Hans Diergaardt

Johannes Gerard Adolph Diergaardt, more commonly known as Hans Diergaardt (16 September 1927 – 13 February 1998) was a Namibian politician active for nearly a decade after Namibia gained independence. Prior to that, he was elected as the fifth Kaptein of the then-autonomous Baster community at Rehoboth, succeeding Dr. Ben Africa in 1979 after winning a court challenge to the disputed election of 1976.

Both before and after independence, Diergaardt founded several local political parties, among them the Federal Convention of Namibia. He represented this party as a member of the Constituent Assembly of Namibia, convened to draft the constitution for the new nation of Namibia.

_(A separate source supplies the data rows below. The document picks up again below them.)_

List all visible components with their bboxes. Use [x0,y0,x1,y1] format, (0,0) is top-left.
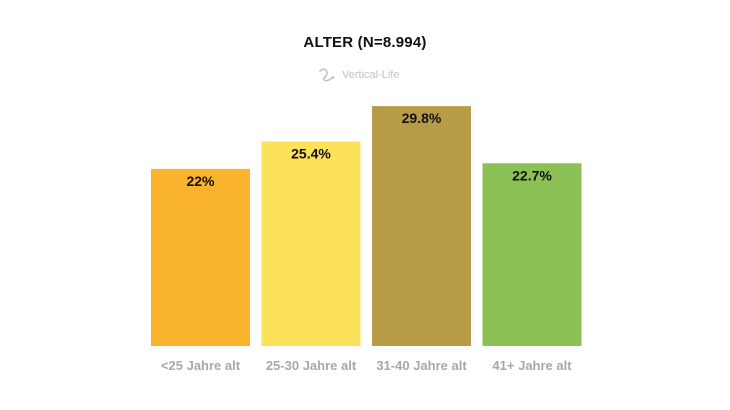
category-label: 25-30 Jahre alt [266,358,357,373]
category-label: 41+ Jahre alt [492,358,572,373]
bar-25-30-jahre-alt [261,141,361,346]
climbing-rope-icon [318,68,338,82]
chart-title: ALTER (N=8.994) [303,34,427,51]
vertical-life-watermark: Vertical-Life [318,68,399,82]
bar-41-jahre-alt [482,163,582,346]
category-label: 31-40 Jahre alt [376,358,467,373]
bar-value-label: 22.7% [512,167,552,183]
bar-value-label: 25.4% [291,146,331,162]
bar-25-jahre-alt [151,168,250,346]
bar-value-label: 29.8% [402,110,442,126]
category-label: <25 Jahre alt [161,358,241,373]
bar-value-label: 22% [186,173,215,189]
bar-31-40-jahre-alt [372,106,471,346]
watermark-text: Vertical-Life [342,69,400,81]
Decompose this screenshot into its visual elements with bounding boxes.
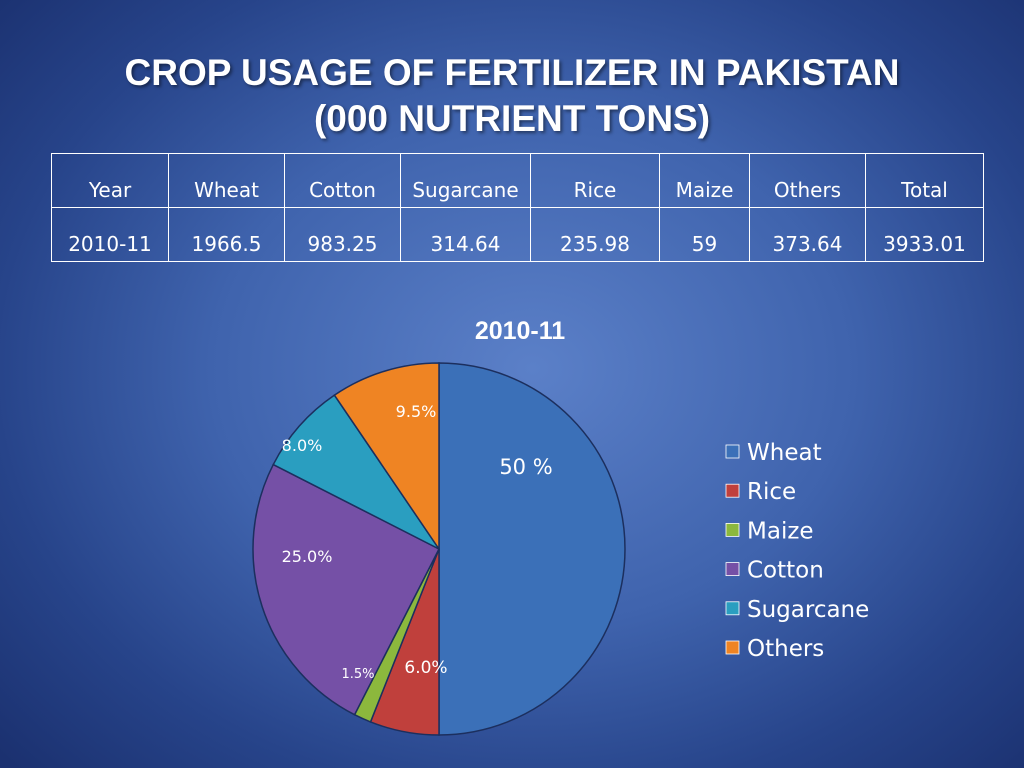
slice-label-rice: 6.0% [404,658,447,678]
slice-label-others: 9.5% [396,402,437,421]
pie-slice-wheat [438,362,626,736]
cell-wheat: 1966.5 [168,207,285,262]
slide-title-line-2: (000 NUTRIENT TONS) [313,98,711,139]
legend-swatch-wheat [725,444,740,459]
slice-label-sugarcane: 8.0% [282,436,323,455]
slide-title: CROP USAGE OF FERTILIZER IN PAKISTAN (00… [0,50,1024,142]
cell-maize: 59 [659,207,750,262]
legend-entry-cotton: Cotton [747,558,824,584]
table-header-row: Year Wheat Cotton Sugarcane Rice Maize O… [51,153,984,208]
pie-slice-sugarcane [272,394,440,550]
cell-cotton: 983.25 [284,207,401,262]
slice-label-cotton: 25.0% [282,547,333,566]
slice-labels: 50 % 6.0% 1.5% 25.0% 8.0% 9.5% [282,402,553,682]
chart-legend: Wheat Rice Maize Cotton Sugarcane Others [725,440,869,662]
legend-entry-wheat: Wheat [747,440,822,466]
fertilizer-table: Year Wheat Cotton Sugarcane Rice Maize O… [51,153,984,262]
column-header-rice: Rice [530,153,660,208]
legend-entry-others: Others [747,636,824,662]
slice-label-wheat: 50 % [499,455,552,479]
chart-title: 2010-11 [475,317,565,345]
cell-total: 3933.01 [865,207,984,262]
legend-swatch-rice [725,483,740,498]
slide-title-line-1: CROP USAGE OF FERTILIZER IN PAKISTAN [124,52,900,93]
cell-sugarcane: 314.64 [400,207,531,262]
legend-swatch-maize [725,523,740,537]
legend-entry-rice: Rice [747,479,796,505]
cell-year: 2010-11 [51,207,169,262]
cell-rice: 235.98 [530,207,660,262]
legend-swatch-sugarcane [725,601,740,616]
legend-entry-maize: Maize [747,518,814,544]
pie-slices [252,362,626,736]
column-header-total: Total [865,153,984,208]
column-header-year: Year [51,153,169,208]
legend-swatch-cotton [725,562,740,576]
slice-label-maize: 1.5% [341,667,374,682]
table-row: 2010-11 1966.5 983.25 314.64 235.98 59 3… [51,207,984,262]
pie-slice-others [333,362,440,552]
column-header-maize: Maize [659,153,750,208]
legend-swatch-others [725,640,740,655]
pie-slice-cotton [252,463,441,716]
legend-entry-sugarcane: Sugarcane [747,597,869,623]
column-header-cotton: Cotton [284,153,401,208]
cell-others: 373.64 [749,207,866,262]
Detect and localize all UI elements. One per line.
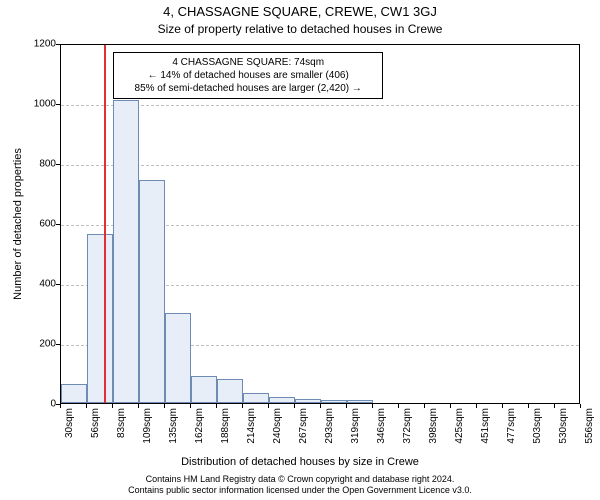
x-tick-mark bbox=[242, 404, 243, 408]
histogram-bar bbox=[321, 400, 347, 403]
x-tick-mark bbox=[86, 404, 87, 408]
x-tick-label: 162sqm bbox=[194, 408, 205, 452]
y-tick-mark bbox=[56, 164, 60, 165]
y-tick-label: 600 bbox=[16, 219, 56, 230]
figure: 4, CHASSAGNE SQUARE, CREWE, CW1 3GJ Size… bbox=[0, 0, 600, 500]
x-tick-mark bbox=[294, 404, 295, 408]
x-tick-mark bbox=[112, 404, 113, 408]
x-tick-mark bbox=[502, 404, 503, 408]
license-line-1: Contains HM Land Registry data © Crown c… bbox=[0, 474, 600, 485]
y-tick-mark bbox=[56, 224, 60, 225]
y-tick-label: 800 bbox=[16, 159, 56, 170]
x-tick-mark bbox=[450, 404, 451, 408]
x-tick-mark bbox=[164, 404, 165, 408]
y-tick-mark bbox=[56, 284, 60, 285]
x-tick-label: 530sqm bbox=[558, 408, 569, 452]
x-tick-label: 135sqm bbox=[168, 408, 179, 452]
y-tick-mark bbox=[56, 344, 60, 345]
y-tick-mark bbox=[56, 44, 60, 45]
x-tick-label: 346sqm bbox=[376, 408, 387, 452]
x-tick-mark bbox=[138, 404, 139, 408]
y-tick-label: 200 bbox=[16, 339, 56, 350]
x-tick-mark bbox=[216, 404, 217, 408]
x-tick-label: 556sqm bbox=[584, 408, 595, 452]
property-marker-line bbox=[104, 45, 106, 403]
x-tick-label: 56sqm bbox=[90, 408, 101, 452]
histogram-bar bbox=[269, 397, 296, 403]
x-tick-label: 214sqm bbox=[246, 408, 257, 452]
annotation-box: 4 CHASSAGNE SQUARE: 74sqm← 14% of detach… bbox=[113, 52, 383, 99]
plot-area: 4 CHASSAGNE SQUARE: 74sqm← 14% of detach… bbox=[60, 44, 580, 404]
x-tick-label: 398sqm bbox=[428, 408, 439, 452]
x-tick-mark bbox=[528, 404, 529, 408]
x-tick-label: 188sqm bbox=[220, 408, 231, 452]
x-tick-label: 293sqm bbox=[324, 408, 335, 452]
license-line-2: Contains public sector information licen… bbox=[0, 485, 600, 496]
x-tick-label: 319sqm bbox=[350, 408, 361, 452]
x-tick-mark bbox=[268, 404, 269, 408]
y-tick-label: 400 bbox=[16, 279, 56, 290]
histogram-bar bbox=[295, 399, 321, 404]
x-tick-label: 267sqm bbox=[298, 408, 309, 452]
histogram-bar bbox=[139, 180, 165, 404]
x-tick-label: 425sqm bbox=[454, 408, 465, 452]
histogram-bar bbox=[217, 379, 243, 403]
x-tick-mark bbox=[60, 404, 61, 408]
license-text: Contains HM Land Registry data © Crown c… bbox=[0, 474, 600, 496]
x-tick-mark bbox=[346, 404, 347, 408]
y-tick-label: 1200 bbox=[16, 39, 56, 50]
x-tick-mark bbox=[554, 404, 555, 408]
x-axis-label: Distribution of detached houses by size … bbox=[0, 456, 600, 468]
annotation-line-3: 85% of semi-detached houses are larger (… bbox=[120, 82, 376, 95]
histogram-bar bbox=[191, 376, 217, 403]
annotation-line-1: 4 CHASSAGNE SQUARE: 74sqm bbox=[120, 56, 376, 69]
y-tick-label: 0 bbox=[16, 399, 56, 410]
x-tick-label: 477sqm bbox=[506, 408, 517, 452]
x-tick-mark bbox=[190, 404, 191, 408]
x-tick-label: 83sqm bbox=[116, 408, 127, 452]
chart-title: 4, CHASSAGNE SQUARE, CREWE, CW1 3GJ bbox=[0, 4, 600, 19]
y-tick-mark bbox=[56, 104, 60, 105]
histogram-bar bbox=[243, 393, 269, 404]
histogram-bar bbox=[87, 234, 114, 404]
x-tick-label: 240sqm bbox=[272, 408, 283, 452]
x-tick-mark bbox=[398, 404, 399, 408]
histogram-bar bbox=[61, 384, 87, 404]
x-tick-mark bbox=[580, 404, 581, 408]
x-tick-label: 109sqm bbox=[142, 408, 153, 452]
x-tick-mark bbox=[372, 404, 373, 408]
x-tick-label: 372sqm bbox=[402, 408, 413, 452]
x-tick-mark bbox=[424, 404, 425, 408]
histogram-bar bbox=[165, 313, 192, 403]
x-tick-label: 451sqm bbox=[480, 408, 491, 452]
x-tick-mark bbox=[476, 404, 477, 408]
y-tick-label: 1000 bbox=[16, 99, 56, 110]
chart-subtitle: Size of property relative to detached ho… bbox=[0, 22, 600, 36]
histogram-bar bbox=[113, 100, 139, 403]
x-tick-label: 503sqm bbox=[532, 408, 543, 452]
x-tick-mark bbox=[320, 404, 321, 408]
annotation-line-2: ← 14% of detached houses are smaller (40… bbox=[120, 69, 376, 82]
histogram-bar bbox=[347, 400, 374, 403]
x-tick-label: 30sqm bbox=[64, 408, 75, 452]
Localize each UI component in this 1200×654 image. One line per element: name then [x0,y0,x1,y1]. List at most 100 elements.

Diergaardt is known for his criticism of black-majority rule in the early years of independent Namibia. Believing that minority group rights were not sufficiently protected, he led a legal suit to establish autonomy for Rehoboth Gebied, the historic district of Baster settlement, which had a kind of autonomy under German colonial and South African rule. The nation's Supreme Court ruled that Rehoboth had no special status in the newly independent Namibia. Before his death, Diergaardt filed an official complaint in 1998 with the United Nations Human Rights Committee, which ruled in 2000. It declined to rule on one issue, but concluded that Namibia was exercising linguistic discrimination against the Afrikaans-speaking Basters.